金纳米颗粒（AuNPs）由纳米级金原子（1-100nm）组成，不仅具有独特的光学、电学和优异的表面增强性能，而且还具有高比表面积。AuNPs可用作Abs、适配体和其他特异性识别分子的载体，使其成为食品检测领域最常用的材料[82,83,84]。Zhang等人提出了一种简单可控地制备适配体官能化毛细管单片聚合物杂化物的创新方法，该方法在食品样品中棒曲霉素的测定中实现了高特异性和高亲和力[43]。含有棒曲霉素适配体的AuNPs通过毛细管单片柱上的Au-S键直接修饰。这些适配体官能化的毛细管单体-聚合物杂化材料作为SPME吸附剂组合UPLC-MS/MS应用，对棒曲霉素具有非常高的灵敏度和选择性，LOD为2.17 pmol L⁻¹线性范围为 0.0081–8.11 nmol L⁻¹.基于甲基丙烯酸和二乙烯基苯的共聚合反应，Wu等人开发了一种聚（甲基丙烯酸-共-二乙烯基苯）[聚（MAA-co-DVB）]整体式柱，用于三种霉菌毒素的管内SPME[44]。由两种聚合物单体形成的高强度微纳米结构中含有大量丙烯酸基团，能够与AFB结构中的羰基、羟基和疏水苯基团形成氢键₁、禅宗和孕孢子虫素。因此，所开发的基于聚（MAA-co-DVB）的整体柱对3个靶分子具有较高的识别能力，有效克服了大米食品的基质效应，实现了对3种靶标霉菌毒素的高灵敏度测定。

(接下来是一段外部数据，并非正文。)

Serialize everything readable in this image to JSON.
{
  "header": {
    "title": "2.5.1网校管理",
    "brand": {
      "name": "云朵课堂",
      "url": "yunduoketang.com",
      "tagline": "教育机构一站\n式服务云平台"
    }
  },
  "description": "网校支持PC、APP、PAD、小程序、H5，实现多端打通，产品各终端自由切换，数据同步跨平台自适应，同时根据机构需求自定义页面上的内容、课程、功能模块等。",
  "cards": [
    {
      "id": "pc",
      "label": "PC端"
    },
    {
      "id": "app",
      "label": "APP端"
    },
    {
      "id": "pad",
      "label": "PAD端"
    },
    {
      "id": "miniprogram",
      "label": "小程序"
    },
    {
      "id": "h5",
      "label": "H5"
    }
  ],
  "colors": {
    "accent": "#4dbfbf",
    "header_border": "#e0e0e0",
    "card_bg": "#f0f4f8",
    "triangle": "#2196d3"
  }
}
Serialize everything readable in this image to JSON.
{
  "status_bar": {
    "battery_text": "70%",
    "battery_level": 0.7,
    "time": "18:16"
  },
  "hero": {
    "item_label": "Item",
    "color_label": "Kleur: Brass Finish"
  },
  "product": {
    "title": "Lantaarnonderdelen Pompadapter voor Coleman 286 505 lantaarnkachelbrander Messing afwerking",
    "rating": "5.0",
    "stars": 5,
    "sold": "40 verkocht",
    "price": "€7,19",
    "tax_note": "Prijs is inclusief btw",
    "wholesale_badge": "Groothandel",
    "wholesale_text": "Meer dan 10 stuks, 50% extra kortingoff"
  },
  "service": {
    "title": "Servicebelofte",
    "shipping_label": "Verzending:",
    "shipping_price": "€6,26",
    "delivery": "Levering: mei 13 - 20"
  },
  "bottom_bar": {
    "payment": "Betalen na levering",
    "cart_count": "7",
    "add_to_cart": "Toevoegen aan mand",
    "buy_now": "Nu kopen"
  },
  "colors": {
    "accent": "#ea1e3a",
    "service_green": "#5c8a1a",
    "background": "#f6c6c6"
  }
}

碳基纳米材料、MOF和MIP是SPME中常用的一些材料[92,93,94]。它们具有独特的纳米结构和优异的理化性质，有助于提高复杂基质提取过程的分析效率、选择性和灵敏度，广泛应用于霉菌毒素的检测[95,96]。石墨烯是一种典型的碳基纳米材料，表面具有丰富的含氧官能团（-OH和-COOH）。这些官能团可以与目标分子形成氢键或静电相互作用，从而促进吸附过程[97,98]。此外，石墨烯表面的改性可以减少团聚现象，增强其吸附能力。Wu等人通过水热工艺制备了还原rGO和ZnO纳米复合材料（rGO-ZnO），用于分离、纯化和富集12种霉菌毒素[99]。对影响DSPME的关键参数进行了详细的优化，包括提取液、淋洗液和吸附剂用量，以获得理想的纯化和提取效率。结合UHPLC-MS/MS，将制备的rGO-ZnO材料用于12种霉菌毒素靶标的提取和分析，实现了高灵敏度（LOQ：0.09–0.41 μg kg⁻¹）和令人满意的精度（RSD：1.4–15.0%）。MOF材料具有极高的孔隙率、优异的热稳定性和较大的比表面积。其可调孔径、多孔通道和纳米空间使其成为理想的SPME吸附材料。Lotfipour及其同事[46,47]使用维生素B制备了一种基于维生素的MOF材料。₃作为生物接头和钴离子作为水中的金属中心，并将其作为吸附剂应用于果汁样品和四种黄曲霉毒素（AFB）的棒曲霉素和赭曲霉毒素A（OTA）的DSPME中₁， 空军基地₂， AFG₁和 AFG₂） 来自豆浆。通过将沉淀的蛋白质上清液与吸附剂混合并简单地涡旋和离心，可以实现高提取效率。该MOF材料对目标霉菌毒素表现出优异的吸附能力，可以以环保的方式大规模制备。所开发的策略在萃取过程中只需要少量的吸附剂和有机溶剂，这是其显着优势之一。利用微流控自组装技术，Wang等人成功制备了具有规则三维有序大孔结构的磁性逆光子微球，并进一步利用“虚拟模板”分子印迹法制备了具有高选择性的MIP[100]。该MIP材料具有孔径可调、易改性、光子晶体微球热稳定性好等优点，可作为DSPME吸附剂与HPLC联合使用，实现AFB的快速定量分析₁.